The ‘cop-look’ is just an extension of the flat stare of the eyes. The whole face becomes a mask of indifference, all-knowing, unbelieving, unfeeling. Never play poker with a police detective if he’s the only dick at the table. You can’t bluff them.

Douglass handed me a folder. I leafed through it, a couple of police reports, some typed notes, and the results of a polygraph test.

“I remember Ms. McGillicutty. Right off the bat I took her for a con artist. Pretty close. But, she’d claimed her husband had assaulted her. Kind of thing we look into pretty good. Claimed to have a witness. But, she waited a whole month to file the report. No signs of any physical abuse by then. That’s usually the only reason we get into a case, if there’s any trauma physically.”

He paused. I glanced at him from time-to-time as I read the guts of the folder.

“She was insistent. Loud. So, I checked it out. Her witness’s story didn’t match. I tracked down a few people that had been at the location of the incident - a day-care center - and they didn’t have the same story, either. In fact, just about the opposite of what she claimed.

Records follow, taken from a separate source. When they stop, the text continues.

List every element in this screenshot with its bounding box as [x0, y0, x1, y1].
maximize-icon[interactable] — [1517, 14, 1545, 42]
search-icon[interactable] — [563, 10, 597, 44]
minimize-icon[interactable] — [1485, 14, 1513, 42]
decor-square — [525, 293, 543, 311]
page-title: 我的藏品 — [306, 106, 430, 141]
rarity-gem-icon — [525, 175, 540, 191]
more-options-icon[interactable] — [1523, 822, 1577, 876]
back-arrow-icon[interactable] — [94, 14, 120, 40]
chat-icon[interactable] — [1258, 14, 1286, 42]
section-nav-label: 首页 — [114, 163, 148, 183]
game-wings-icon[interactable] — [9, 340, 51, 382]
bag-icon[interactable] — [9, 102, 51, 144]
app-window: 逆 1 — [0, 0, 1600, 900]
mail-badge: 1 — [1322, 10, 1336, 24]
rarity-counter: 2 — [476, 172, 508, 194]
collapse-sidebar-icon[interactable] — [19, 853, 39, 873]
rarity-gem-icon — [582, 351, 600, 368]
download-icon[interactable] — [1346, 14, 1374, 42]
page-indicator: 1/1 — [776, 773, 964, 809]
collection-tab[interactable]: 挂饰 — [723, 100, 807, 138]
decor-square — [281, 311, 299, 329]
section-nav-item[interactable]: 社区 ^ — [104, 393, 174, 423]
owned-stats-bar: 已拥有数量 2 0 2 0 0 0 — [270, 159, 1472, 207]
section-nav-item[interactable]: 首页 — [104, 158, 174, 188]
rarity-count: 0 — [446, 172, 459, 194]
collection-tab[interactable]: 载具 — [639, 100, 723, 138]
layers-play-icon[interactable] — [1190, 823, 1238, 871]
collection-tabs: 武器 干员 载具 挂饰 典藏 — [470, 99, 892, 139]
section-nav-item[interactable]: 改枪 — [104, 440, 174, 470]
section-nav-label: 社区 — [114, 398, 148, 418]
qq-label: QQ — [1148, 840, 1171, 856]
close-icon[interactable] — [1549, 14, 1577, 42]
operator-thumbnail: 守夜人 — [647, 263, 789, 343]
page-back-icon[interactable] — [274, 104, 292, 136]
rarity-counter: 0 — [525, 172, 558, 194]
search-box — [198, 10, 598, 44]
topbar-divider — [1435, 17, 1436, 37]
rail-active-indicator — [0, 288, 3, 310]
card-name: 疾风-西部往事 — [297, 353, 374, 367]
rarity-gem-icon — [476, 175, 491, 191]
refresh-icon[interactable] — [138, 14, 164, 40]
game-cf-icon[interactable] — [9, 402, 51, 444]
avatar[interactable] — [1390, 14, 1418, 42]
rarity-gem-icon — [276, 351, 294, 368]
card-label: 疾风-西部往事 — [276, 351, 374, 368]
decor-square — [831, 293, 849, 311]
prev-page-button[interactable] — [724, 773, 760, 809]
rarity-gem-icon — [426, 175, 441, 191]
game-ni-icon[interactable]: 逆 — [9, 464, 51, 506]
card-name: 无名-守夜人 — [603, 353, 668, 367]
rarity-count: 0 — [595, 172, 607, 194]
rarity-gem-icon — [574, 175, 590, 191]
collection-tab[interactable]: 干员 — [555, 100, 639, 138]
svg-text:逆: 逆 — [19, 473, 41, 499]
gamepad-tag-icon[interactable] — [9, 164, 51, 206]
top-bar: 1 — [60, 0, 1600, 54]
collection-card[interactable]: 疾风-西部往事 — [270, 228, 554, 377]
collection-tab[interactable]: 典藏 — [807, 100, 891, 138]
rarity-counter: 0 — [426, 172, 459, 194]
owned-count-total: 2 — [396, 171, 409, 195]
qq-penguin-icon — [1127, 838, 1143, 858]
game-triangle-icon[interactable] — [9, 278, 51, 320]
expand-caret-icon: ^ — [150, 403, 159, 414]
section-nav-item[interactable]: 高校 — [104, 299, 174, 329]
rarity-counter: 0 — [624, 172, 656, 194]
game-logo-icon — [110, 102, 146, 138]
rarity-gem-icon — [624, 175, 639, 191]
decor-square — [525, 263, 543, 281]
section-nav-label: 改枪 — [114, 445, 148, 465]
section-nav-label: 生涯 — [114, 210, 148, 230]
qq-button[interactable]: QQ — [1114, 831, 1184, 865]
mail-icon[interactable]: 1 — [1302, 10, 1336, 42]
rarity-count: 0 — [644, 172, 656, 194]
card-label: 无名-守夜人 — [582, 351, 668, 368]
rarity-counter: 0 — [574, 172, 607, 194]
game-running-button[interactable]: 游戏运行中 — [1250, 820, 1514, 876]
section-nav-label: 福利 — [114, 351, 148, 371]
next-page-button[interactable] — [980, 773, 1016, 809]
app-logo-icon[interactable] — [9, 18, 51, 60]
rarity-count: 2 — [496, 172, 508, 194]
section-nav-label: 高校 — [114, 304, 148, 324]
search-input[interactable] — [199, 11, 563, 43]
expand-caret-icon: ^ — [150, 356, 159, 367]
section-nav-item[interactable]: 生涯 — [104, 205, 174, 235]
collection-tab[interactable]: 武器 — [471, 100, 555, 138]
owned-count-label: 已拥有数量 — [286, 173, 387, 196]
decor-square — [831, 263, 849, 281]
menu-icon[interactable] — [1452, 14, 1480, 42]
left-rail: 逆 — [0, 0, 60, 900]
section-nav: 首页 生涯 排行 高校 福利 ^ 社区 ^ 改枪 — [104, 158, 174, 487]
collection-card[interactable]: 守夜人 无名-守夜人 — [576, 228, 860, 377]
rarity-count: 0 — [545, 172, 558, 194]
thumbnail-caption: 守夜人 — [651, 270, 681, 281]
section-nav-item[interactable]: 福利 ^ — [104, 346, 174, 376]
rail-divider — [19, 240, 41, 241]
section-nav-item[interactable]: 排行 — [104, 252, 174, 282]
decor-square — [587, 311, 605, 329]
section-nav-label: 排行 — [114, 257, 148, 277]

“But then Mr. McGillicutty comes in on his own. Volunteers for a polygraph test. I told him not to worry, so far his wife’s claim wasn’t panning out. But he was insistent too, only much quieter. Desperate, though. So we wired him up, asked some questions. He had a list of his own questions, unrelated to the incident, but we went ahead and tossed them at him out of order.”

When he stopped I looked up at him. He almost smiled, but his facade held up.

“He passed every question.”

“So,” I asked, ” you don’t think he’s dangerous, or violent.”

“No,” he said. Then did smile. “Just a poor sap that got taken. She divorced him afterwards. From what I understand she set him up pretty good. By the time he realized what was happening, she’d picked him clean in court.” The smile vanished. “Couldn’t use the polygraph, of course. That would’ve helped him. Damn law sucks, don’t it.”

I looked at him, slid the folder across the table. “Yeah, I used to be a cop. Know exactly what you mean.”

“Yeah, Shinn vouched for you, but of course I’d heard of you. You’re sort of talked about at the academy.”

My chest puffed up with pride. Quickly deflated, though.

Douglass said, “Yeah, you come up during driving training. You’re the only cop to wreck three cars in three weeks. Sort of a legend.” His smile now was one of arrogance. Cop rubbing an ex-cop’s face in it, the fact he was an ‘ex-‘. “An example of what not to do if you want to keep your job.”

I stood, moved to the door. I turned to him. “Yeah, but you know what?”

“What?”

“At least I don’t have to wear a jacket like that every day.”

He squinted at me as I walked away. Another burned bridge. Oh well.